3) Strategic Alliance
Two or more firms are combined into one in such a way that their individual identity is not lost and they have combined their resources for one project or product without compromising their original identity. This means that a business connects with another business on friendly terms for a purpose. They usually connect to a project or a product. They form a project together and carry their own identities. For example, two construction firms decide to join their hands to construct a bridge together.

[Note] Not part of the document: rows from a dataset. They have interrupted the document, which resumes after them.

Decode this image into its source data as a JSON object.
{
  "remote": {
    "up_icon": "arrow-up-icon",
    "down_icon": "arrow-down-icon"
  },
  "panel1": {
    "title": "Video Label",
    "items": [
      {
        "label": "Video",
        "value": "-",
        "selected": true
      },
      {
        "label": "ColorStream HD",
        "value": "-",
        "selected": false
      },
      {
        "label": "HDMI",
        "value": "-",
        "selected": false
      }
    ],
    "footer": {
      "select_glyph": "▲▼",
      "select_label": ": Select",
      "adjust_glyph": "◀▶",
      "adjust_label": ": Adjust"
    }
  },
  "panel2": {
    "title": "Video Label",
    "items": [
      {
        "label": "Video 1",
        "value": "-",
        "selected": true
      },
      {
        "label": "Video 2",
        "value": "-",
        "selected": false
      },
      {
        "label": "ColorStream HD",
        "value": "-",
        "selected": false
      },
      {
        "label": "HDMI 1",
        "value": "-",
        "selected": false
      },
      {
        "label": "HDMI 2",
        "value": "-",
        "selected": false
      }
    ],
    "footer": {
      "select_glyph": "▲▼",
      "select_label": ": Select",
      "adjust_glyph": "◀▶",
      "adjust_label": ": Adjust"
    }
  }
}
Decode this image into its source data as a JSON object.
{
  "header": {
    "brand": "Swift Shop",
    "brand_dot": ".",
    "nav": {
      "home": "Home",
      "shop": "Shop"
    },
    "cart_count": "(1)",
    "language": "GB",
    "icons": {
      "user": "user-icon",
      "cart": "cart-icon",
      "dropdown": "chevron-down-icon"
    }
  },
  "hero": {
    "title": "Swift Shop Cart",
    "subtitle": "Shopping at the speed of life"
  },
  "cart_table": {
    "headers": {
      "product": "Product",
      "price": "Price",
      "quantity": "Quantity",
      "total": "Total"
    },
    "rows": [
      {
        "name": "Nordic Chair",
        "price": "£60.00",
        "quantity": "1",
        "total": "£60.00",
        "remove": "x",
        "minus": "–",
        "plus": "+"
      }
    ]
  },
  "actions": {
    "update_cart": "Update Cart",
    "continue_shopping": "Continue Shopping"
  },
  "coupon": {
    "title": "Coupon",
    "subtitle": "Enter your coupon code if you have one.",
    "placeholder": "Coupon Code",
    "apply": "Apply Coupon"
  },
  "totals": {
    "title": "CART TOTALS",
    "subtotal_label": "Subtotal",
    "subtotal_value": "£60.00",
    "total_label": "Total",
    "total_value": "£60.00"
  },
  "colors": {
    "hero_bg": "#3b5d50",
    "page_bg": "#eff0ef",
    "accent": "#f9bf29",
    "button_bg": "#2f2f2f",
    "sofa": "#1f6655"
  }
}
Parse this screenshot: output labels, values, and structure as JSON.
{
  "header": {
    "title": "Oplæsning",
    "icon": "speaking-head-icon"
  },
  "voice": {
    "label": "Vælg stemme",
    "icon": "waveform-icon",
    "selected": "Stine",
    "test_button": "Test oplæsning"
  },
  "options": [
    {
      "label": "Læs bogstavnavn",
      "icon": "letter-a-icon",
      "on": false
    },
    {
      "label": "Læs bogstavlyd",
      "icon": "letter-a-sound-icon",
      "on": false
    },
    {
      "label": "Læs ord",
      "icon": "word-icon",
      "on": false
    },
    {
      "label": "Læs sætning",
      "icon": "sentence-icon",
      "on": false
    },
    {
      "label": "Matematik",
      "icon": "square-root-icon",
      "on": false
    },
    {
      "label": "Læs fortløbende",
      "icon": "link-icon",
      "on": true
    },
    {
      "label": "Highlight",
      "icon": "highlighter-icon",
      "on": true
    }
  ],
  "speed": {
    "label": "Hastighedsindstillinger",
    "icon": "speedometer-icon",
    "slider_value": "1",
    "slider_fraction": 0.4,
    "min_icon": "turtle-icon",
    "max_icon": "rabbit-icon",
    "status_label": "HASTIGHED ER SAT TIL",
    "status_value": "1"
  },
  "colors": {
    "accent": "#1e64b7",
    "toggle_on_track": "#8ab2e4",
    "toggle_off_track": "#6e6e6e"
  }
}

Integration also stands for the combining resources of two or more firms. There are many different types of integration. The first one is vertical integration. This means that the firms engage in different stages of the same production process. For example, an oil company takes over a petrol station. Both the companies are still in the same production process and that is the oil. They join hands to work together, this will help the petrol station to get the oil without paying fancy amounts to other random oil companies. Another type of integration is horizontal integration. Similar firms engage at the same stage of production and integrate into one, e.g. two banks combine into one. There are many benefits of this type of integration. The firms that combine into one will be able to decrease the level of competition. The level of competition will decrease.